The first is to gradually adjust over a period of around three days. Eating normally, but avoiding grains, beans, fruits, and anything sugary. Do that and you’ll eventually wake up in ketosis. But you’ll probably be miserable.
I’ve found this process to be both tedious and somewhat torturous. It’s like teasing and tempting a drug addict who’s in withdrawal. If you try to approach it slowly, you’ll trigger a state that’s commonly called "Keto Flu", wherein you feel much worse before you start feeling better. I’ve heard of people having to push through weeks of this to get into ketosis. Not worth it in my opinion.

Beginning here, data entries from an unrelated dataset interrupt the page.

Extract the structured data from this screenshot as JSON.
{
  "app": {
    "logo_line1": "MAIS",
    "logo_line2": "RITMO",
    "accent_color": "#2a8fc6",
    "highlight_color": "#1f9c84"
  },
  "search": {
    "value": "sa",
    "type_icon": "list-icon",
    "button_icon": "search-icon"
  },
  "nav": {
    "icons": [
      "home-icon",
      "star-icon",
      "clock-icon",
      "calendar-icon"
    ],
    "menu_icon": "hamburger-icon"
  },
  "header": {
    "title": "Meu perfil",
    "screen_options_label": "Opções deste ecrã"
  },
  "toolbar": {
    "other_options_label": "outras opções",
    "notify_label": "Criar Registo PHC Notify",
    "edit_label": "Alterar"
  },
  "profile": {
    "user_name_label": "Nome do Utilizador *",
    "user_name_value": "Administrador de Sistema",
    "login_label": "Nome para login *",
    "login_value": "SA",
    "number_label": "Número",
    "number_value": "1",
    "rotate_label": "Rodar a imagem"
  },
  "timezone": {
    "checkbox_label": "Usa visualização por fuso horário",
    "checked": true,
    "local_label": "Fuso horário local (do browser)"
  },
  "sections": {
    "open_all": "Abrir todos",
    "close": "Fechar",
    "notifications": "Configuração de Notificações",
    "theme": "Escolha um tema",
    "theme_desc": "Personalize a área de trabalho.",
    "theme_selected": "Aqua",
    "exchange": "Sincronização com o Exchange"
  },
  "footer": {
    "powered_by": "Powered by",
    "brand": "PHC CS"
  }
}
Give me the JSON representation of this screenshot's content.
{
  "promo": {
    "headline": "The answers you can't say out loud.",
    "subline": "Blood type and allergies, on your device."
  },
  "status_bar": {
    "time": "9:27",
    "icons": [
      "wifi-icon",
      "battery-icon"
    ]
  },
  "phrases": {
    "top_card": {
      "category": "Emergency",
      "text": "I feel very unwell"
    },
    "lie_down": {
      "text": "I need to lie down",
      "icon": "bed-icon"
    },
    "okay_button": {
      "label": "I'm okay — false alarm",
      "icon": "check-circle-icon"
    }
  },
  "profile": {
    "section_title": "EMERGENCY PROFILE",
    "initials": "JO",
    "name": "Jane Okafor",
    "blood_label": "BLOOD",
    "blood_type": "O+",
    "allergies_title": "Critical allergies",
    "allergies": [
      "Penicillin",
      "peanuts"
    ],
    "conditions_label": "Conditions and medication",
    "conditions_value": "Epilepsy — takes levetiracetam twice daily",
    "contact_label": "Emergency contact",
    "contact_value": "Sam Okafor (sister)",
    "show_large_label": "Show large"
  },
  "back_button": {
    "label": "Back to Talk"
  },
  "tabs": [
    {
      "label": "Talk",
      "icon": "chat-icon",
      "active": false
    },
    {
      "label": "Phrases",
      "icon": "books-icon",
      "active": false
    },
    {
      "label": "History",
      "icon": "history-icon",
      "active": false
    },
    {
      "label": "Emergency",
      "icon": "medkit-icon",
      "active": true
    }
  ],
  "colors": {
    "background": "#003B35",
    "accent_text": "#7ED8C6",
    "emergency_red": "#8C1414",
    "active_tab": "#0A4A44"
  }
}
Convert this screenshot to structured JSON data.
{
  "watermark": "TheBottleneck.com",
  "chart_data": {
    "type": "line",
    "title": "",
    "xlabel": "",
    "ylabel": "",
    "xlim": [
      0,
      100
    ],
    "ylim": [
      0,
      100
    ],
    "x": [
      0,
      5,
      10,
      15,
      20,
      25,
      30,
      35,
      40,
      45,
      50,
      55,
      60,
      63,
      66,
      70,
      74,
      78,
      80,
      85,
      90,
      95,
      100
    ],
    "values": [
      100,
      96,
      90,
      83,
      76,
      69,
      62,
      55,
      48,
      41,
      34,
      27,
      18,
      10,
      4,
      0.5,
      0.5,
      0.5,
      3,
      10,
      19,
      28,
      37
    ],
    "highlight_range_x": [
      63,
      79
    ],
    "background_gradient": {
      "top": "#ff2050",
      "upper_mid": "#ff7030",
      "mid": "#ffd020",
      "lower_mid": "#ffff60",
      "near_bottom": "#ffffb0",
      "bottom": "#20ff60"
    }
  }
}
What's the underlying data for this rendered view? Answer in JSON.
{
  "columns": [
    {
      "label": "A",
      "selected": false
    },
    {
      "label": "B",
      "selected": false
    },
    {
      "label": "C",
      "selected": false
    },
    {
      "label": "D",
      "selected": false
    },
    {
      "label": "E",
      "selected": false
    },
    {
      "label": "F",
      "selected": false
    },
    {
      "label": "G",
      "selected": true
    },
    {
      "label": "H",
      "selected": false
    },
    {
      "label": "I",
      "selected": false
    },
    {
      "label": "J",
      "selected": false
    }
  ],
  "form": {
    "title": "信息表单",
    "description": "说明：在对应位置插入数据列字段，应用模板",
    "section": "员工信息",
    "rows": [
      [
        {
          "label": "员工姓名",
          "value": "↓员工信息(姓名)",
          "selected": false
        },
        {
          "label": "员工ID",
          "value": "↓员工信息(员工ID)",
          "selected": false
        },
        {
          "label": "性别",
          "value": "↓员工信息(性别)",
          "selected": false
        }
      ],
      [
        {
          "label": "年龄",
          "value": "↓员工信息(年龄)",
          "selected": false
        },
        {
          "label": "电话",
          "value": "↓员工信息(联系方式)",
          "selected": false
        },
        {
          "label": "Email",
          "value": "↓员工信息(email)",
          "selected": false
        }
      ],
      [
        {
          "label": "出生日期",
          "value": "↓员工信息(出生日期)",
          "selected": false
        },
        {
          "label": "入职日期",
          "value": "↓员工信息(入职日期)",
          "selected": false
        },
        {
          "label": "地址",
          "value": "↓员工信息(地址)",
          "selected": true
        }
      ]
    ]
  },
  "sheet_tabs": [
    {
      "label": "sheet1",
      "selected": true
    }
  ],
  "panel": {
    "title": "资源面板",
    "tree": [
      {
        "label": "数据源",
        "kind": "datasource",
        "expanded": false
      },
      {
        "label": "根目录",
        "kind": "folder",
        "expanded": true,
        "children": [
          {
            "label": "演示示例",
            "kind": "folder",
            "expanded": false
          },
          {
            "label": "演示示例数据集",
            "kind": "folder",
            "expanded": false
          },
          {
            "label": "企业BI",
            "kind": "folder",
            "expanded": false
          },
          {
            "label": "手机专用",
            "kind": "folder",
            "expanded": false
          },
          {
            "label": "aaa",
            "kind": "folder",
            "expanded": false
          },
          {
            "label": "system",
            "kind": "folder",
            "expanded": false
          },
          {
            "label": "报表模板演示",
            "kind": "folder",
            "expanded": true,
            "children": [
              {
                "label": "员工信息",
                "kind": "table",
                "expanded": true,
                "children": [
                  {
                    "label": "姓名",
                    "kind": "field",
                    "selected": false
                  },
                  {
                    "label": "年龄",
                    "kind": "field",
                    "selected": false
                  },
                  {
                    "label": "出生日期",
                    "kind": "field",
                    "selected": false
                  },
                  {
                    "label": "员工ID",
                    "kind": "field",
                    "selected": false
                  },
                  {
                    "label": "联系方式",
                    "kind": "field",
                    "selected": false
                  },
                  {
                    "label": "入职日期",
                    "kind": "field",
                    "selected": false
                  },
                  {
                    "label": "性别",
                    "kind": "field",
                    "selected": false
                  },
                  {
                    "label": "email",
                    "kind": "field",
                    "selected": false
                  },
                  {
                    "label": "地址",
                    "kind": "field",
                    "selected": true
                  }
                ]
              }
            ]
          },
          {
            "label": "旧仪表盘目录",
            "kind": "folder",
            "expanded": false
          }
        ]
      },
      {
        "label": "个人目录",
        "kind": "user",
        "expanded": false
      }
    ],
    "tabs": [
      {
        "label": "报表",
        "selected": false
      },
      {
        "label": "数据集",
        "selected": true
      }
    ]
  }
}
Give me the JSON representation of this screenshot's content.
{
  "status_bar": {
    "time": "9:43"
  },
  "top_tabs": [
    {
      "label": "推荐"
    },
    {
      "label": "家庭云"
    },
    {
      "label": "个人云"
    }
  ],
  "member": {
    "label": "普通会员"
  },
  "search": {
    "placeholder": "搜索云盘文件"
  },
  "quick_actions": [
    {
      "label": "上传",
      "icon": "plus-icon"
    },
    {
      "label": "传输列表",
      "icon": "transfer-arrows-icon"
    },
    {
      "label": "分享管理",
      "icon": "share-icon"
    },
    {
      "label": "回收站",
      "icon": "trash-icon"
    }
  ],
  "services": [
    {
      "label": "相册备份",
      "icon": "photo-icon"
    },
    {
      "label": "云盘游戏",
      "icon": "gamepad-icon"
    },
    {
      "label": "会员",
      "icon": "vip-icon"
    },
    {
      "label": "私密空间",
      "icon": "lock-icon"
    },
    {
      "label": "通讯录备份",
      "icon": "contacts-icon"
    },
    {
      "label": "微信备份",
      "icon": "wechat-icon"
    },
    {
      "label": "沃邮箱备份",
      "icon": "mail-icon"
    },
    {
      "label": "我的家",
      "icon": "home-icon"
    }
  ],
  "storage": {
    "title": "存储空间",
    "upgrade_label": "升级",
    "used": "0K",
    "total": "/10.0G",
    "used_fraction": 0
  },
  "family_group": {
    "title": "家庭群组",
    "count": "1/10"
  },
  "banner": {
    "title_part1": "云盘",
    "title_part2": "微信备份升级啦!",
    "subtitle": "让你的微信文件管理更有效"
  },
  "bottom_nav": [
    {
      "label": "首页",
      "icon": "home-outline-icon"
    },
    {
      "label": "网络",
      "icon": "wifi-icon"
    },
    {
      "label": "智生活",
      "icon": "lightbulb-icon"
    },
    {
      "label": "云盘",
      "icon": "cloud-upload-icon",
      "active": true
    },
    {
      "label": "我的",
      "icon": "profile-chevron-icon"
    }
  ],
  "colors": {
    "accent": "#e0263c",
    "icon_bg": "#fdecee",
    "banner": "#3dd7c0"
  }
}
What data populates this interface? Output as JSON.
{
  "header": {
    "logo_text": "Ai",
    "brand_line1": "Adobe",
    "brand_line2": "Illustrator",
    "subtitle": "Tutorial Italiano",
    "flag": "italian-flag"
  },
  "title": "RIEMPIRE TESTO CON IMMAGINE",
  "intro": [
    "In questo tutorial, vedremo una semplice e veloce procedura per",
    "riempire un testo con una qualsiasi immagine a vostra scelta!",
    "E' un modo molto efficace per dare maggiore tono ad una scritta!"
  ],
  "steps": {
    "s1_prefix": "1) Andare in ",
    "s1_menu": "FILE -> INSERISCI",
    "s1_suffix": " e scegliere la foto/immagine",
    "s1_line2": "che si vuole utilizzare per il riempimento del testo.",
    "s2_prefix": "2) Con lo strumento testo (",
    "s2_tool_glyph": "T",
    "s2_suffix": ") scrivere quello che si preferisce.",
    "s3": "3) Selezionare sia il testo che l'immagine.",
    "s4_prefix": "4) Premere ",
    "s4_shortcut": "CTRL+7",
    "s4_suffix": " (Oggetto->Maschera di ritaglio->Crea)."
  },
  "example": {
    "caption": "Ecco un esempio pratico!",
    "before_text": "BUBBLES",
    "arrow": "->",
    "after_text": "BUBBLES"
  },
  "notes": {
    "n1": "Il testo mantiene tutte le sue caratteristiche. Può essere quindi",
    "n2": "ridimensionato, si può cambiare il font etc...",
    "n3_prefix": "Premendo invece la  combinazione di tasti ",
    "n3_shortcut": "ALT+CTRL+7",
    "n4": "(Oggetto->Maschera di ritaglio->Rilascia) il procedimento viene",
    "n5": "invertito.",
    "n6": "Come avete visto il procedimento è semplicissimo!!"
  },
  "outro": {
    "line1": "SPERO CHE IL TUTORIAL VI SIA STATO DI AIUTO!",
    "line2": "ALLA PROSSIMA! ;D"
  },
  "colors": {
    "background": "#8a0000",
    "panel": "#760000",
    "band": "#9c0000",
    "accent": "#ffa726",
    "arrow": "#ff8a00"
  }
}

The second way to go about it, and my preference, is cold turkey. It’s possible for some people (myself included) to get into keto in a single day by fasting. Don’t eat anything, drink lots of water, and maybe do some light exercise (walking is enough). This approach would give you, at most, a single, slightly uncomfortable morning (unless you’re absolutely new to fasting of any kind, then you’re probably SOL anyway.)
One way to be sure you are in ketosis is to buy ketone strips which can check for the presence of ketones in your urine. You can get them from Amazon, Walmart, or just about any drug store. They’re typically with diabetic supplies. The degree to which you are in ketosis doesn’t matter, if the color of the strips change at all it means you’re good to go.
These strips might be good for you in the beginning, just to be sure it’s working, but in general they aren’t necessary. Another way to tell if you’re in ketosis is to check your tongue. If you’re tongue develops a whitish layer and your morning breath is especially awful, you can generally assume you’re in ketosis.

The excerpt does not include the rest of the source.